Reflect on these questions:
- How do you organize your files and folders?
- Where do you describe what your project does or how to use it? Was it all in one accessible place?
- Could your project be reused by colleagues? Do you think it is?
Share one idea from your neighbour.
The questions above are self-assessment questions to let the participants hear and report back on their or others’ practices. This motivates a self-evaluation to include or replace previous practices, and potentially leave the session aware or motivated to proceed differently in the next iteration.
What can we do?
A fair strategy to follow is to gradually incorporate good practices in scientific computing (Wilson et al. 2017) that include:
- Data management,
- Software development,
- Collaboration,
- Project organization,
- Keep track of changes, and
- Manuscript writing.
Do I need to use them all from today?
No, we do not intend you start adopting all these workshop’s good practices and tools.
If you already use a programming language like R and Git for version control, you are already on the path!
We support the opinion of Jaime Quinn: “It can be challenging to absorb so many different good practices while still getting research done.
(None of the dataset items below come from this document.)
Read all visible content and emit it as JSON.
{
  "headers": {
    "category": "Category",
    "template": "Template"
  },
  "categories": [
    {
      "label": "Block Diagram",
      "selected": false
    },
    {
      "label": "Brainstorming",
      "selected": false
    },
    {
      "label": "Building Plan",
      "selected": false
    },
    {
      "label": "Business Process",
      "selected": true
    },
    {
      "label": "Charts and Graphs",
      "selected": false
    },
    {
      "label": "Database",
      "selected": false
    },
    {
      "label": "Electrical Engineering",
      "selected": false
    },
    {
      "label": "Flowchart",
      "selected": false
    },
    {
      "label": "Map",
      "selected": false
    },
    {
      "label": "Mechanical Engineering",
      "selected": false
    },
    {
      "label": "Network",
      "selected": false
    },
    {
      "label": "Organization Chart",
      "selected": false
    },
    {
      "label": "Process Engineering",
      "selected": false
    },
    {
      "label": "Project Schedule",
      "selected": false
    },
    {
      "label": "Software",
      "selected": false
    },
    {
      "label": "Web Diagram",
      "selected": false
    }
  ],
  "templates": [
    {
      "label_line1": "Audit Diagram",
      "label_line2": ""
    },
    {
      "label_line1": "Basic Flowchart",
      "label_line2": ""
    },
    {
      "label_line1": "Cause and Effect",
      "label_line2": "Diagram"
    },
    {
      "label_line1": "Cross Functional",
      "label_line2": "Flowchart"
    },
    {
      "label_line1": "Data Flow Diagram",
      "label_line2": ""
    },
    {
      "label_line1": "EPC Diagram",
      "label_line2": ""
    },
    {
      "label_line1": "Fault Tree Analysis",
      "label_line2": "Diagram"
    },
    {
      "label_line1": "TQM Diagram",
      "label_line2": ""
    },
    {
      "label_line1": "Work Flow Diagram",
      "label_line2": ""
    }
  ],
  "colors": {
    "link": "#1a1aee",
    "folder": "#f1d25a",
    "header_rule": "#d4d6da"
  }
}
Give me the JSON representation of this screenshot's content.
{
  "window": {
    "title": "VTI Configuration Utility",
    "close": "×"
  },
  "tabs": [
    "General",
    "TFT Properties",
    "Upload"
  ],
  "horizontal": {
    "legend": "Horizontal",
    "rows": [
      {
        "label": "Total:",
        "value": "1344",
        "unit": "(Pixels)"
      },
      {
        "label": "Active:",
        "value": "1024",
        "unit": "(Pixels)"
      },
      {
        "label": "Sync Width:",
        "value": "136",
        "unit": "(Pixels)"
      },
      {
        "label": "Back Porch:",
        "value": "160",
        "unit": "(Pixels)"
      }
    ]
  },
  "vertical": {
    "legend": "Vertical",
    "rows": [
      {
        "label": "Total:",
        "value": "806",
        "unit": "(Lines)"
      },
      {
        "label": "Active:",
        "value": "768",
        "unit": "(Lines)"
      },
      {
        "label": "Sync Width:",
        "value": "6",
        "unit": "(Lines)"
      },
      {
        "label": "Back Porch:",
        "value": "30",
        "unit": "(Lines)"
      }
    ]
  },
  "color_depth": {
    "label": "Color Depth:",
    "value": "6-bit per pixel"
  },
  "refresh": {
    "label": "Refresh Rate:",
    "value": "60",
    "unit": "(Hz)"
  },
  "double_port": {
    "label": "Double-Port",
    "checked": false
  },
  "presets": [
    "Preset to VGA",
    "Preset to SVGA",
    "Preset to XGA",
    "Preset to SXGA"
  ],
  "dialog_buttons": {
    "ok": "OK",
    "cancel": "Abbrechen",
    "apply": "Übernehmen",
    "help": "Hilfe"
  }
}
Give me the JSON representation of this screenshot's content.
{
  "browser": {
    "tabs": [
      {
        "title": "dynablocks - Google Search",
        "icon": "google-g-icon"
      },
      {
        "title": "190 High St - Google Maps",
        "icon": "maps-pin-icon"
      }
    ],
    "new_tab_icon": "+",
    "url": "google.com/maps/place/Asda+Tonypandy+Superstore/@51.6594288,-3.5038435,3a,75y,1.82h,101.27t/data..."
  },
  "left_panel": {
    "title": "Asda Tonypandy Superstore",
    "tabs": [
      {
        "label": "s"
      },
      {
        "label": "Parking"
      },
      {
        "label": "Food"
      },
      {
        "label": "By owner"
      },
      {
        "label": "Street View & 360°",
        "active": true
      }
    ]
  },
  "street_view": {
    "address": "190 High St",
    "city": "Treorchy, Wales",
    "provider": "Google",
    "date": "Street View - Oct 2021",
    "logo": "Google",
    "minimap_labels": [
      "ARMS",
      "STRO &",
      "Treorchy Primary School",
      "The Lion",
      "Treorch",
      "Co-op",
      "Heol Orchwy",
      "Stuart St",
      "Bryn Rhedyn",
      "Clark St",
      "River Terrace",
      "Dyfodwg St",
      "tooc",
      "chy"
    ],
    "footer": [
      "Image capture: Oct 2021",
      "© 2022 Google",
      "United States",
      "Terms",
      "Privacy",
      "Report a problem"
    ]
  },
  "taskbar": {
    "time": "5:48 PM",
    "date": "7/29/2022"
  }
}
However, I would argue that anything helps. While all good practices in open science are important, even just incorporating one example is good for the community and provides a solid personal foundation for gradually incorporating more good practices.”
How can we start?
Our plan for this workshop is to prioritize three tools, given their usefulness once mastered and the time to master them:
- Use research compendium templates.
- Make reproducible analysis.
- Write informative READMEs.
We’ll relate relevant features for Sustainable software, Reproducible research, and Open science for each tool.
Key Points
- Our vision is to increase the awareness of tools to improve the reproducibility of data analysis.
- Our strategy is to incorporate good practices in scientific computing gradually.
- We plan to share specific tools to create a research compendium, make a reproducible analysis, and write READMEs.